I’m one of those people who believes that technology enhances the strategies we know work in a classroom setting. Just because you can use tech doesn’t mean you should use tech, especially if it doesn’t help to promote your overall pedagogical goals.
In “12 Steps for Creating a Digital Assignment or Hybrid Class,” Jesse Stommel does a wonderful job of posing some questions to ascertain whether or not you really need to use tech for an assignment and how to determine what those assignments might like. He starts with pedagogical issues rather than the practicalities of the tech itself. The first two are indispensable: What is my primary goal for students with this course/assignment? What is my digital pedagogy?/How does my goal for this assignment intersect with my broader teaching philosophy?
For me, the answers to these questions sometimes relate to the materials to which I want to expose my students. For writing courses, where students are in a constant process of drafting, peer review and revising, I like students to see how this works (or, doesn’t work) in the real world. Showing my students how comments function as commentary on digital writing reveals what they might want to do and avoid in their own work. But students have to learn to navigate the Web, find comments and determine the difference between moderated and unmoderated comments. As a result, I not only have to consider my primary goal (honing their feedback skills) but also how technology intersects with that goal (information seeking on the Internet and information literacy).
In doing so, I have to allow time and space in the syllabus to do both. It is that dual-purpose that makes incorporating digital assignments different from using analog tools to do the same. But I find it rewarding, as I have developed new skills that help me in my own research, skills that I also pass on to students. At the same time, it takes different thinking, and definitely more time, especially in terms of the assessment of digital assignments. In the future, I’ll talk about what’s being said about accessing digital assignments, and how I meet some of those challenges.

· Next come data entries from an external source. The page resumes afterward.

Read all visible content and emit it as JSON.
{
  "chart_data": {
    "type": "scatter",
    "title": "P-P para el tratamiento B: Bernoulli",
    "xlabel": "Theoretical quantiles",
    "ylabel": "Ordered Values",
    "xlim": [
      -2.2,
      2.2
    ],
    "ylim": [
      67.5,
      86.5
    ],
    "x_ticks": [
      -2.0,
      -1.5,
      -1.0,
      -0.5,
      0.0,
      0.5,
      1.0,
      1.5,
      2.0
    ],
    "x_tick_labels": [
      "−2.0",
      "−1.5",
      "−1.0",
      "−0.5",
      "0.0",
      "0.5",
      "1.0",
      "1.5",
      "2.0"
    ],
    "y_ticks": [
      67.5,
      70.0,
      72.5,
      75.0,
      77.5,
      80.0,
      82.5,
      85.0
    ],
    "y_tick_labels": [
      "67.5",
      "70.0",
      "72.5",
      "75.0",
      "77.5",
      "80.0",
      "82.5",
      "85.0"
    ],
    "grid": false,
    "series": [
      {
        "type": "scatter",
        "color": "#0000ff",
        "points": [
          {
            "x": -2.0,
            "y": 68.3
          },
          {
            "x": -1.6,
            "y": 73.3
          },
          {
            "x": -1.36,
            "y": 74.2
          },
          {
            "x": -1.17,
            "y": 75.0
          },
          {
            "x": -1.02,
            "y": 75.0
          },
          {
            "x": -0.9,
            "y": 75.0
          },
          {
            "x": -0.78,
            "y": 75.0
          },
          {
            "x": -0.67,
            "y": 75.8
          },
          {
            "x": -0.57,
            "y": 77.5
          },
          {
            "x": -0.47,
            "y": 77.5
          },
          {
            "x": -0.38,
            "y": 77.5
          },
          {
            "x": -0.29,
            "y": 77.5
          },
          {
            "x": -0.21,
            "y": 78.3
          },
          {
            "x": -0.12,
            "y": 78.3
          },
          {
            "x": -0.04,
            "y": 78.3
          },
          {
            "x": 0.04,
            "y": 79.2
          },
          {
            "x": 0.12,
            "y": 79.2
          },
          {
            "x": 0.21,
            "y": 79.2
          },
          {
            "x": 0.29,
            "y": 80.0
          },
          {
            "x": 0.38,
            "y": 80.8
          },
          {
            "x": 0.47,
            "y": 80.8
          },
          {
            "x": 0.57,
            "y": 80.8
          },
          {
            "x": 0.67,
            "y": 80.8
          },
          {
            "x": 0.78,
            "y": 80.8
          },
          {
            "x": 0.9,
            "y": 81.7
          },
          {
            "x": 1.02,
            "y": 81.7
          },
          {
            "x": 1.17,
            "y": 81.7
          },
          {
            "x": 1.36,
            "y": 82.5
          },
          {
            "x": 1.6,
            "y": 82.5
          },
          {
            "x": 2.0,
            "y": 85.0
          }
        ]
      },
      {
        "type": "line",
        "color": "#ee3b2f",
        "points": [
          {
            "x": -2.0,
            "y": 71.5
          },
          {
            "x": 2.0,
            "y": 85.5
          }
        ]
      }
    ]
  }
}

Jesse Stommel. “12 Steps for Creating a Digital Assignment or Hybrid Class.” Jesse Stommel. 18 Aug 2014. Web. 25 Aug 2014.
In her post for ProfHacker, Amy Cavender offers some tips for screencasting. Two of the best are time limits and scripts.
Cavender suggests that screencasts should be two to four minutes. in general, I would agree, but the screencast can be longer if the circumstances call for it. Some instructors use screencasts for lectures as part of blended learning. I have used screencasts for assessing student work, and this sometimes goes beyond the ideal “four minute” mark. For tutorials and student presentations, two to four minutes is ideal, but time limit should be determined by the function of the screencast.
Cavender also suggests a script. I think a script is great, especially, as she offers, if you plan to create a SRT file with captions. When I first started doing screencasts, I used a full script, and spent so much time on the script that it added labor to doing the screencast. I recommend using an outline, much in the way some opt to use an outline when presenting a paper rather than reading the paper. It makes the screencast seem more natural and less stilted, and more effective since you are not spending time perfecting a script.
I would add one additional tip on takes. While one may be tempted to barrel through recording the entire screencast in one take, I would recommend breaking it up. I use Screencast-O-Matic, which allows you to pause the recording and truncate so that you can eliminate parts you do not want to use.
Amy Cavender. “Simple Screencasting Tips.” ProfHacker. 11 Aug 2014. Web. 15 Aug 2014.
This past semester, I experimented with having my students write essays in Prezi, the web-based presentation software, in my Science Fiction class, a 200-level literature course for non-majors. I sought to improve the organization of the essays and improve the strategic use of evidence to support claims. I’ve tried more traditional ways of getting students to pay more attention to the structure of their papers, like outlines. I’ve also modeled citation in class from primary and secondary textual sources in an effort to get students to take only what they need, instead of unnecessarily long or unrelated passages.
I opted to experiment with Prezi to see if students would produce more structured and well-supported arguments if they could visualize them. I scaffolded assignments as I normally would leading up to the final project for the class: summaries of primary texts, drafts of thesis paragraphs and annotated bibliography entries. I had students work out the “map” of their Prezi essays using a sentence outline or just grouping ideas together and using peer review to determine how they would move from one idea to the other. As the rubric for the deconstructed essay shows, students had word count limits on slides. These limits were designed to make students more conscious of how they used text as evidence and how they explained the significance of video or visual evidence.
Overall, I was pleased with the way the essays turned out. Some students still had trouble with the idea of an essay, which they see only as text-based in a Word document, in a Prezi. Next semester, I plan to have students complete their major projects in Prezi. This time, students will create an academic poster, an assignment often given in science and social science courses, for their analysis of literature and film in my Detective Fiction course. Students are familiar with academic posters, and the use of Prezi will allow them the ability to embed images and video, something they cannot do with traditional poster board posters.
My goals remain the same: to use Prezi to help students improve the organization of their writing and use evidence effectively.